Q: What methods may a public benefit corporation in California use for member voting? Is in person plus mail in ok?
We need a quorum of 50% of members to pass a resolution. We may not have 50% available to vote in person. Is an email ballot to be mailed in and opened during the meeting sufficient?
The law allows for voting by mail or email, but the question of whether a particular organization can take advantage of those methods depends on certain facts.

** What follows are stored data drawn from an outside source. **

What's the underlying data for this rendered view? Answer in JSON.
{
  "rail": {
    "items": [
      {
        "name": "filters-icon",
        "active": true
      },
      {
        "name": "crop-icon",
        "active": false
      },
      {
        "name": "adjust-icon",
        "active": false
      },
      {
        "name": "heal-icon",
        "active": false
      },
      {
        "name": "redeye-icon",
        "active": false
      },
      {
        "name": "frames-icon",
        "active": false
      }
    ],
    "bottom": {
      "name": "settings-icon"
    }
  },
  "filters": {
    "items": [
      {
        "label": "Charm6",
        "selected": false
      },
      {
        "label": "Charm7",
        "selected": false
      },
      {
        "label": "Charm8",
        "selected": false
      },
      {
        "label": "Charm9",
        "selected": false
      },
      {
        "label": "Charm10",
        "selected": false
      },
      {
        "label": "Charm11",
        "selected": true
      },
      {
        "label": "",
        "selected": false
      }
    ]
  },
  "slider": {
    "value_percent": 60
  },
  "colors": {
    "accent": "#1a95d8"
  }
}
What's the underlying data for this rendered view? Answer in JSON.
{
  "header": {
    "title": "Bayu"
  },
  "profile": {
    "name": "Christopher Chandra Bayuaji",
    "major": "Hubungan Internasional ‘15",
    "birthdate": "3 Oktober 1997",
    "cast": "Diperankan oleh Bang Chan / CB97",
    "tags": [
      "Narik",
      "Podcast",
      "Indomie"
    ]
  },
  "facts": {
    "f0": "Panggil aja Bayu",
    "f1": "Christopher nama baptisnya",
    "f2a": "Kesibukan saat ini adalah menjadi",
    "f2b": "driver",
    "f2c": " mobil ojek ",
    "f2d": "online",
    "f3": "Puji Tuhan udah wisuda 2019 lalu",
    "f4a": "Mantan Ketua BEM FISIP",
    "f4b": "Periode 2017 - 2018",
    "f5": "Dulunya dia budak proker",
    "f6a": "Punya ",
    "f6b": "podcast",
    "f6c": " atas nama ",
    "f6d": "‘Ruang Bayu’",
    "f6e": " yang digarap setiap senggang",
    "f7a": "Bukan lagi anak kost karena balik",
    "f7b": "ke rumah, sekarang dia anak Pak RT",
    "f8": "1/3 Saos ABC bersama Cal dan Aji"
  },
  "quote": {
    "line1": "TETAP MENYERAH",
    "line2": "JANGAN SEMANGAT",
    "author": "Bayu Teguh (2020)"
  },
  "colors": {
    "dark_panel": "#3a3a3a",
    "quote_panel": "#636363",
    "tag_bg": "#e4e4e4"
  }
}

To start with "unless prohibited in the articles or bylaws, any action which may be taken at any regular or special meeting of members may be taken without a meeting if the corporation distributes a written ballot to every member entitled to vote on the matter." (Corporations Code Section 5517). That ballot "shall set forth the proposed action, provide an opportunity to specify approval or disapproval of any proposal, and provide a reasonable time within which to return the ballot to the corporation." Plus, the ballots can be sent and received electronically "unless otherwise provided by the articles or bylaws and if approved by the board of directors." So the organization can do a written ballot instead of an in-person meeting, if approved by the board and as long as the bylaws don't prohibit that.
If an organization wants to have an in-person meeting and to allow emailed ballots, the law says that "members not physically present in person" may "participate ... be deemed present ... and vote" at a membership meeting "by electronic transmission" or "by electronic video screen communication." (Corporations Code Section 5510). However, electronic voting is only allowed "unless prohibited by the bylaws of the corporation" and may be "authorized by the board of directors in its sole discretion." (Corporations Code Section 5510). So if a nonprofit's bylaws explicitly rule out electronic voting, you cannot use it. And, assuming that the bylaws don't prohibit it, the board of directors must make the decision to use the electronic processes to supplement the in-person voting.
There are some other requirements that an organization will want to make sure that they follow. For example, a member has to have agreed to receive electronic communications from the organization and the organization has to have given certain notices and warnings to the member. (Corporations Code Section 20). In addition, the organization is required to put in place "reasonable measures to verify that the sender" is in fact the member entitled to vote, and a system is required to keep records of the materials sent to and from the member. (Corporations Code Section 21). In addition, if there is an in-person portion, the people who choose to show up in person must be given "a reasonable opportunity to participate in the meeting and to vote on matters submitted to the members, including an opportunity to read or hear the proceedings of the meeting substantially concurrently with those proceedings." (Corporations Code Section 5510(f)).
So, if an organization's board of directors wants to, and if it's not prohibited by the bylaws, the nonprofit can use mailed-in or emailed-in ballots, as long as they follow certain procedures.